Standing at the edge of the City Palace of Jaipur, the Hawa Mahal was part of the women’s chambers of the former royal palace. Built in 1799 by Maharaja Sawai Pratap Singh, the sandstone facade with a honeycomb of latticed bay windows is the most recognizable building in Jaipur. The splendid facade is actually the back side of the palace building, where royal ladies were able to watch the activities and occasional festival events on the street through one of the 953 small windows. Today, the five-storey palace building is open to visitors. With narrow stairways and passageways and shallow rooms, the top three floors can get a little crowded during the tourist high season.

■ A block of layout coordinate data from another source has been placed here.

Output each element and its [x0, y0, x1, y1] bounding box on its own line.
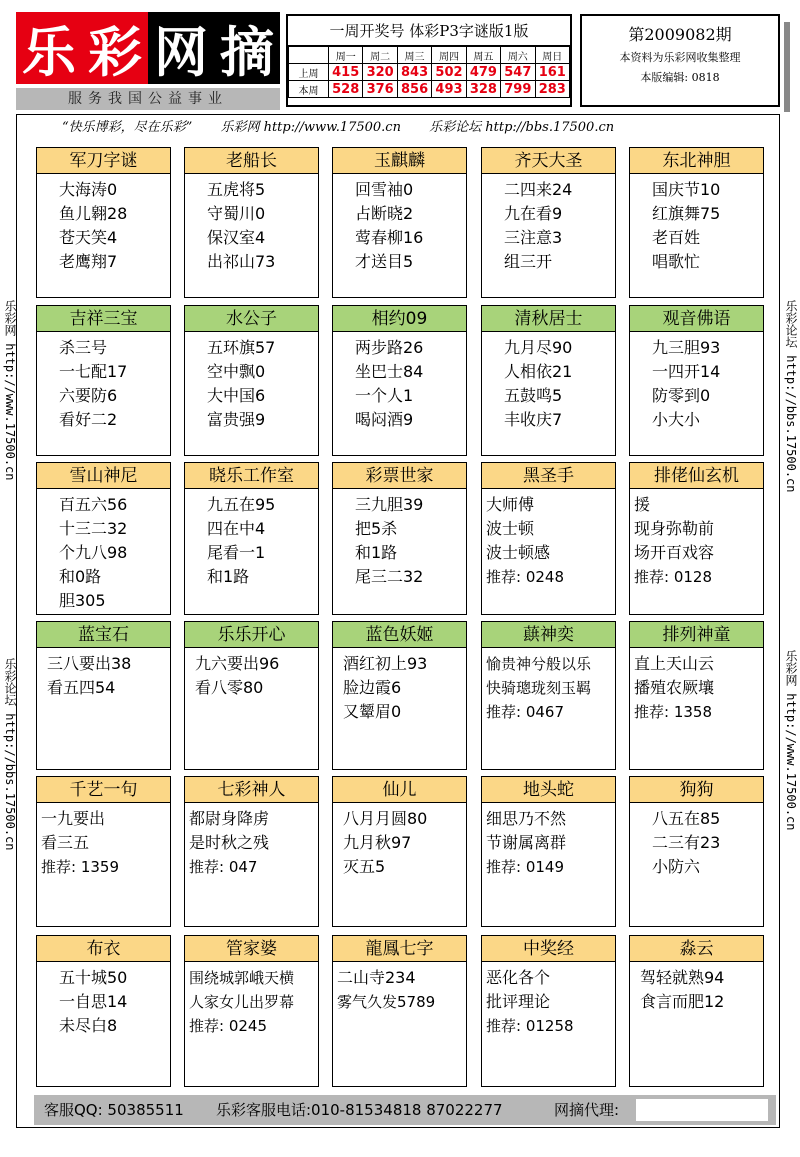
puzzle-cell-line: 五虎将5	[207, 180, 266, 199]
side-text-left-forum: 乐彩论坛 http://bbs.17500.cn	[3, 658, 17, 851]
draw-number: 856	[397, 81, 431, 98]
puzzle-cell-line: 老鹰翔7	[59, 252, 118, 271]
puzzle-cell	[184, 776, 319, 927]
puzzle-cell-title: 七彩神人	[185, 777, 318, 803]
puzzle-cell-title: 玉麒麟	[333, 148, 466, 174]
logo-chars	[16, 12, 280, 84]
puzzle-cell-title: 排佬仙玄机	[630, 463, 763, 489]
puzzle-cell-line: 和1路	[207, 567, 250, 586]
puzzle-cell-line: 小防六	[652, 857, 701, 876]
puzzle-cell-line: 波士顿	[486, 519, 535, 538]
draw-number: 320	[363, 64, 397, 81]
puzzle-cell-title: 晓乐工作室	[185, 463, 318, 489]
draw-header-day: 周二	[363, 47, 397, 64]
puzzle-cell-lines	[630, 336, 763, 432]
puzzle-cell-line: 食言而肥12	[640, 992, 725, 1011]
puzzle-cell-line: 占断晓2	[355, 204, 414, 223]
puzzle-cell	[481, 621, 616, 770]
draw-number: 528	[329, 81, 363, 98]
puzzle-cell-lines	[482, 493, 615, 589]
puzzle-cell-title: 布衣	[37, 936, 170, 962]
draw-table	[288, 46, 570, 98]
puzzle-cell-line: 恶化各个	[486, 968, 551, 987]
issue-box-shadow	[784, 22, 790, 112]
draw-number: 283	[535, 81, 569, 98]
puzzle-cell-lines	[185, 493, 318, 589]
draw-header-day: 周四	[432, 47, 466, 64]
draw-number: 547	[501, 64, 535, 81]
draw-header-row	[289, 47, 570, 64]
puzzle-cell-line: 援	[634, 495, 651, 514]
puzzle-cell	[481, 462, 616, 615]
puzzle-cell-line: 杀三号	[59, 338, 108, 357]
puzzle-cell-line: 灭五5	[343, 857, 386, 876]
draw-number: 843	[397, 64, 431, 81]
puzzle-cell-lines	[333, 178, 466, 274]
draw-header-day: 周五	[466, 47, 500, 64]
puzzle-cell-line: 围绕城郭峨天横	[189, 969, 295, 987]
puzzle-cell	[332, 776, 467, 927]
puzzle-cell	[184, 935, 319, 1087]
puzzle-cell-line: 是时秋之残	[189, 833, 270, 852]
puzzle-cell-line: 守蜀川0	[207, 204, 266, 223]
draw-number: 161	[535, 64, 569, 81]
puzzle-cell-line: 老百姓	[652, 228, 701, 247]
puzzle-cell-line: 苍天笑4	[59, 228, 118, 247]
puzzle-cell-line: 推荐: 1358	[634, 703, 712, 721]
puzzle-cell-line: 八月月圆80	[343, 809, 428, 828]
puzzle-cell-line: 组三开	[504, 252, 553, 271]
puzzle-cell-lines	[630, 966, 763, 1014]
puzzle-cell-title: 东北神胆	[630, 148, 763, 174]
puzzle-cell-line: 愉贵神兮般以乐	[486, 655, 592, 673]
weekly-draw-box	[286, 14, 572, 107]
puzzle-cell	[481, 147, 616, 298]
puzzle-cell-line: 空中飘0	[207, 362, 266, 381]
draw-number: 799	[501, 81, 535, 98]
puzzle-cell-lines	[37, 336, 170, 432]
puzzle-cell-line: 尾三二32	[355, 567, 424, 586]
puzzle-cell-line: 看好二2	[59, 410, 118, 429]
draw-header-day: 周六	[501, 47, 535, 64]
puzzle-cell-line: 富贵强9	[207, 410, 266, 429]
puzzle-cell	[36, 621, 171, 770]
logo-char: 彩	[82, 12, 148, 84]
puzzle-cell	[629, 462, 764, 615]
puzzle-cell-line: 尾看一1	[207, 543, 266, 562]
puzzle-cell-line: 酒红初上93	[343, 654, 428, 673]
puzzle-cell-line: 未尽白8	[59, 1016, 118, 1035]
draw-row-label: 上周	[289, 64, 329, 81]
puzzle-cell-line: 都尉身降虏	[189, 809, 270, 828]
puzzle-cell-line: 把5杀	[355, 519, 398, 538]
puzzle-cell-title: 水公子	[185, 306, 318, 332]
puzzle-cell-title: 千艺一句	[37, 777, 170, 803]
puzzle-cell-title: 淼云	[630, 936, 763, 962]
puzzle-cell-line: 保汉室4	[207, 228, 266, 247]
puzzle-cell-line: 四在中4	[207, 519, 266, 538]
draw-number: 376	[363, 81, 397, 98]
puzzle-cell-line: 喝闷酒9	[355, 410, 414, 429]
puzzle-cell-lines	[37, 807, 170, 879]
draw-row-this-week	[289, 81, 570, 98]
puzzle-cell-line: 和0路	[59, 567, 102, 586]
puzzle-cell-lines	[185, 178, 318, 274]
tagline-slogan: “快乐博彩，尽在乐彩”	[62, 120, 193, 135]
draw-header-day: 周日	[535, 47, 569, 64]
puzzle-cell-line: 人家女儿出罗幕	[189, 993, 295, 1011]
puzzle-cell-lines	[37, 178, 170, 274]
puzzle-cell-lines	[185, 336, 318, 432]
puzzle-cell-line: 细思乃不然	[486, 809, 567, 828]
issue-editor: 本版编辑: 0818	[640, 71, 720, 84]
logo	[16, 12, 280, 107]
puzzle-cell-lines	[185, 966, 318, 1038]
puzzle-cell-line: 快骑璁珑刻玉羁	[486, 679, 592, 697]
puzzle-cell-line: 推荐: 1359	[41, 858, 119, 876]
puzzle-cell-line: 唱歌忙	[652, 252, 701, 271]
puzzle-cell-line: 出祁山73	[207, 252, 276, 271]
puzzle-cell-line: 九六要出96	[195, 654, 280, 673]
puzzle-cell-line: 十三二32	[59, 519, 128, 538]
puzzle-cell-lines	[185, 807, 318, 879]
puzzle-cell-line: 红旗舞75	[652, 204, 721, 223]
puzzle-cell	[184, 147, 319, 298]
puzzle-cell-line: 推荐: 047	[189, 858, 258, 876]
logo-char: 网	[148, 12, 214, 84]
puzzle-cell-line: 丰收庆7	[504, 410, 563, 429]
puzzle-cell-line: 一九要出	[41, 809, 106, 828]
puzzle-cell-line: 百五六56	[59, 495, 128, 514]
puzzle-cell-line: 回雪袖0	[355, 180, 414, 199]
puzzle-cell	[36, 776, 171, 927]
draw-number: 415	[329, 64, 363, 81]
side-text-right-site: 乐彩网 http://www.17500.cn	[784, 650, 798, 831]
puzzle-cell-title: 蓝宝石	[37, 622, 170, 648]
puzzle-cell-line: 才送目5	[355, 252, 414, 271]
footer-bar	[34, 1095, 776, 1125]
puzzle-cell-line: 人相依21	[504, 362, 573, 381]
puzzle-cell-line: 看三五	[41, 833, 90, 852]
puzzle-cell-line: 看五四54	[47, 678, 116, 697]
puzzle-cell-title: 清秋居士	[482, 306, 615, 332]
puzzle-cell-lines	[630, 807, 763, 879]
puzzle-cell-lines	[482, 652, 615, 724]
puzzle-cell-title: 排列神童	[630, 622, 763, 648]
puzzle-cell-line: 五鼓鸣5	[504, 386, 563, 405]
puzzle-cell-line: 现身弥勒前	[634, 519, 715, 538]
puzzle-cell-line: 五环旗57	[207, 338, 276, 357]
puzzle-cell-title: 狗狗	[630, 777, 763, 803]
puzzle-cell-line: 防零到0	[652, 386, 711, 405]
footer-phone: 乐彩客服电话:010-81534818 87022277	[216, 1101, 503, 1119]
tagline	[62, 116, 762, 136]
puzzle-cell-line: 九月尽90	[504, 338, 573, 357]
puzzle-cell	[481, 776, 616, 927]
puzzle-cell-line: 一个人1	[355, 386, 414, 405]
puzzle-cell-lines	[37, 966, 170, 1038]
puzzle-cell-line: 二山寺234	[337, 968, 416, 987]
puzzle-cell-lines	[630, 652, 763, 724]
puzzle-cell-line: 三注意3	[504, 228, 563, 247]
puzzle-cell-line: 二三有23	[652, 833, 721, 852]
puzzle-cell-line: 推荐: 01258	[486, 1017, 574, 1035]
puzzle-cell-line: 场开百戏容	[634, 543, 715, 562]
puzzle-cell-line: 五十城50	[59, 968, 128, 987]
puzzle-cell-line: 坐巴士84	[355, 362, 424, 381]
footer-agent-label: 网摘代理:	[554, 1101, 620, 1119]
draw-header-day: 周三	[397, 47, 431, 64]
puzzle-cell-title: 吉祥三宝	[37, 306, 170, 332]
puzzle-cell-line: 九三胆93	[652, 338, 721, 357]
puzzle-cell-line: 国庆节10	[652, 180, 721, 199]
puzzle-cell-lines	[333, 966, 466, 1014]
logo-char: 乐	[16, 12, 82, 84]
puzzle-cell-title: 蕻神奕	[482, 622, 615, 648]
draw-number: 479	[466, 64, 500, 81]
puzzle-cell-line: 又颦眉0	[343, 702, 402, 721]
puzzle-cell	[184, 621, 319, 770]
puzzle-cell	[332, 621, 467, 770]
logo-char: 摘	[214, 12, 280, 84]
draw-title: 一周开奖号 体彩P3字谜版1版	[288, 16, 570, 46]
side-text-right-forum: 乐彩论坛 http://bbs.17500.cn	[784, 300, 798, 493]
puzzle-cell-line: 九五在95	[207, 495, 276, 514]
puzzle-cell-line: 推荐: 0245	[189, 1017, 267, 1035]
puzzle-cell-lines	[333, 336, 466, 432]
puzzle-cell-lines	[482, 966, 615, 1038]
puzzle-cell-line: 九月秋97	[343, 833, 412, 852]
puzzle-cell-line: 九在看9	[504, 204, 563, 223]
puzzle-cell-line: 和1路	[355, 543, 398, 562]
puzzle-cell-title: 军刀字谜	[37, 148, 170, 174]
puzzle-cell-title: 观音佛语	[630, 306, 763, 332]
issue-note: 本资料为乐彩网收集整理	[619, 51, 741, 64]
puzzle-cell	[481, 935, 616, 1087]
puzzle-cell-lines	[482, 807, 615, 879]
tagline-site-link[interactable]: 乐彩网 http://www.17500.cn	[220, 120, 401, 135]
puzzle-cell-title: 中奖经	[482, 936, 615, 962]
puzzle-cell-line: 个九八98	[59, 543, 128, 562]
puzzle-cell	[184, 305, 319, 456]
puzzle-cell-line: 三九胆39	[355, 495, 424, 514]
logo-slogan: 服务我国公益事业	[16, 88, 280, 110]
footer-agent-box	[636, 1099, 768, 1121]
draw-header-blank	[289, 47, 329, 64]
puzzle-cell-lines	[37, 493, 170, 613]
puzzle-cell-line: 莺春柳16	[355, 228, 424, 247]
draw-row-label: 本周	[289, 81, 329, 98]
draw-header-day: 周一	[329, 47, 363, 64]
puzzle-cell-line: 一四开14	[652, 362, 721, 381]
puzzle-cell	[36, 462, 171, 615]
puzzle-cell-line: 看八零80	[195, 678, 264, 697]
puzzle-cell-title: 彩票世家	[333, 463, 466, 489]
puzzle-cell-title: 龍鳳七字	[333, 936, 466, 962]
puzzle-cell	[629, 621, 764, 770]
draw-row-last-week	[289, 64, 570, 81]
puzzle-cell-title: 齐天大圣	[482, 148, 615, 174]
draw-number: 328	[466, 81, 500, 98]
puzzle-cell-line: 一七配17	[59, 362, 128, 381]
puzzle-cell	[184, 462, 319, 615]
puzzle-cell-line: 三八要出38	[47, 654, 132, 673]
puzzle-cell-line: 胆305	[59, 591, 106, 610]
puzzle-cell-line: 推荐: 0248	[486, 568, 564, 586]
puzzle-cell-lines	[333, 652, 466, 724]
puzzle-cell-line: 二四来24	[504, 180, 573, 199]
puzzle-cell	[629, 935, 764, 1087]
puzzle-cell	[36, 935, 171, 1087]
puzzle-cell-line: 脸边霞6	[343, 678, 402, 697]
puzzle-cell-lines	[482, 178, 615, 274]
puzzle-cell	[36, 305, 171, 456]
puzzle-cell-line: 推荐: 0467	[486, 703, 564, 721]
puzzle-cell-line: 批评理论	[486, 992, 551, 1011]
puzzle-cell-lines	[333, 807, 466, 879]
puzzle-cell-title: 仙儿	[333, 777, 466, 803]
puzzle-cell-line: 大中国6	[207, 386, 266, 405]
puzzle-cell-title: 老船长	[185, 148, 318, 174]
puzzle-cell-line: 小大小	[652, 410, 701, 429]
footer-qq: 客服QQ: 50385511	[44, 1101, 184, 1119]
puzzle-cell-line: 推荐: 0149	[486, 858, 564, 876]
puzzle-cell-title: 黑圣手	[482, 463, 615, 489]
issue-box	[580, 14, 780, 107]
puzzle-cell-title: 雪山神尼	[37, 463, 170, 489]
puzzle-cell-title: 相约09	[333, 306, 466, 332]
puzzle-cell	[629, 147, 764, 298]
puzzle-cell-line: 雾气久发5789	[337, 993, 436, 1011]
puzzle-cell-lines	[630, 178, 763, 274]
puzzle-cell-line: 波士顿感	[486, 543, 551, 562]
puzzle-cell-lines	[630, 493, 763, 589]
puzzle-cell-lines	[37, 652, 170, 700]
puzzle-cell	[332, 462, 467, 615]
puzzle-cell-lines	[333, 493, 466, 589]
puzzle-cell-line: 八五在85	[652, 809, 721, 828]
puzzle-cell-line: 六要防6	[59, 386, 118, 405]
puzzle-cell-line: 大师傅	[486, 495, 535, 514]
draw-number: 502	[432, 64, 466, 81]
puzzle-cell-line: 一自思14	[59, 992, 128, 1011]
puzzle-cell-line: 推荐: 0128	[634, 568, 712, 586]
puzzle-cell-line: 节谢属离群	[486, 833, 567, 852]
puzzle-cell-title: 乐乐开心	[185, 622, 318, 648]
puzzle-cell-line: 直上天山云	[634, 654, 715, 673]
puzzle-cell	[332, 147, 467, 298]
puzzle-cell-line: 播殖农厥壤	[634, 678, 715, 697]
side-text-left-site: 乐彩网 http://www.17500.cn	[3, 300, 17, 481]
issue-number: 第2009082期	[628, 25, 732, 44]
puzzle-cell-line: 大海涛0	[59, 180, 118, 199]
puzzle-cell-lines	[482, 336, 615, 432]
puzzle-cell-line: 驾轻就熟94	[640, 968, 725, 987]
draw-number: 493	[432, 81, 466, 98]
puzzle-cell-title: 地头蛇	[482, 777, 615, 803]
puzzle-cell	[481, 305, 616, 456]
puzzle-cell-title: 管家婆	[185, 936, 318, 962]
puzzle-cell	[332, 305, 467, 456]
puzzle-cell	[332, 935, 467, 1087]
puzzle-cell-lines	[185, 652, 318, 700]
puzzle-cell-line: 两步路26	[355, 338, 424, 357]
puzzle-cell-title: 蓝色妖姬	[333, 622, 466, 648]
puzzle-cell-line: 鱼儿翱28	[59, 204, 128, 223]
puzzle-cell	[629, 305, 764, 456]
tagline-forum-link[interactable]: 乐彩论坛 http://bbs.17500.cn	[429, 120, 615, 135]
puzzle-cell	[36, 147, 171, 298]
puzzle-cell	[629, 776, 764, 927]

All tourists in Jaipur would take pictures of the famous facade from the main street, while not every one would actually visit the building interior. We were curious to experience how it might feel to peek back at the main street through one the small windows, and thus decided to pay a brief visit of the palace. Finding the entrance of Hawa Mahal required a bit of research. Entered through a retail side street, we arrived at a back lane where the real entrance and ticket office of Hawa Mahal were located.

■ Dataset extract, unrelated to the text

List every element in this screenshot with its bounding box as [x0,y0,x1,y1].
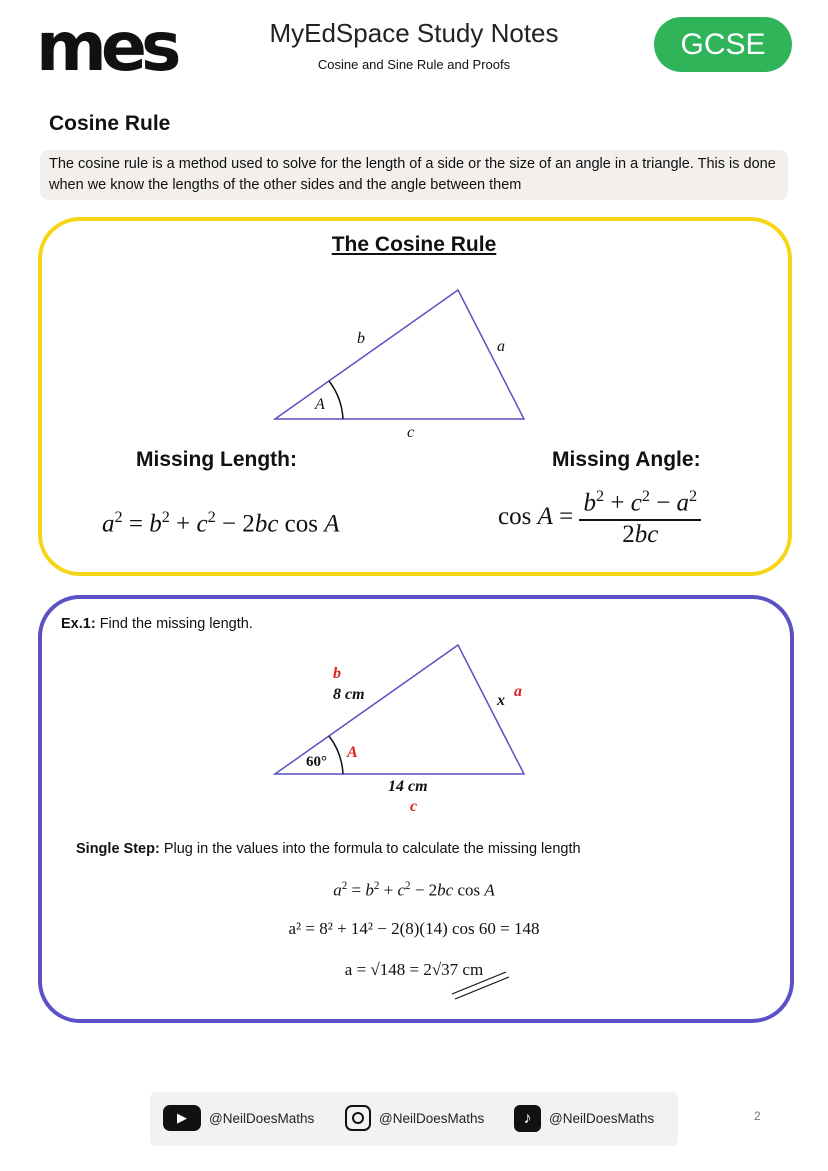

The splendid facade of Hawa Mahal is the most recognizable building in Jaipur.
To enter the building, visitors must find their way into the back alleyway where the main entrance is located.
Through a series of doors and gateways, we arrived at the primary courtyard of Hawa Mahal.
A feature water fountain dominated the primary courtyard of Hawa Mahal.
We had little interest on the water feature. Instead, our primary aim was to check out the small windows and the views from the top two levels of the palace.
We walked up a level at a time. Colourful stained glass windows were everywhere, providing a pleasant visual effects for the interiors.
While many small windows were locked up, some were opened for visitors to check out the street views.
It wasn’t difficult for visitors to imagine the elusive lives of the royal ladies behind the small windows.
The ramp tower led us to the top floor. From the top floor, we could enjoy the view back into the royal palace.
The pink facade of Hawa Mahal matches perfectly with shops across the street.
There was another courtyard complex connected to the Hawa Mahal on the ground level.
Looking straight down the iconic facade was a little frightening.
Across the street, restaurant patios lined up on the roof and top terraces for anyone who might have the time and mood to sit down with a drink, and take in views of the romantic sunset and iconic facade.
Stairs and hallways on the top floors were really narrow.
By the time we reached the top level it was almost sunset time.
Before leaving Hawa Mahal, we found our way to check out a corner pavilion at the terrace level.
We stopped by a rooftop cafe across the street to enjoy the sunset scenery of the iconic Hawa Mahal.
Before the sun disappeared below the horizon, flood lights at the base of Hawa Mahal were turned on for the night view. We bid farewell to Hawa Mahal and returned to the Peacock Restaurant for our final dinner in Jaipur.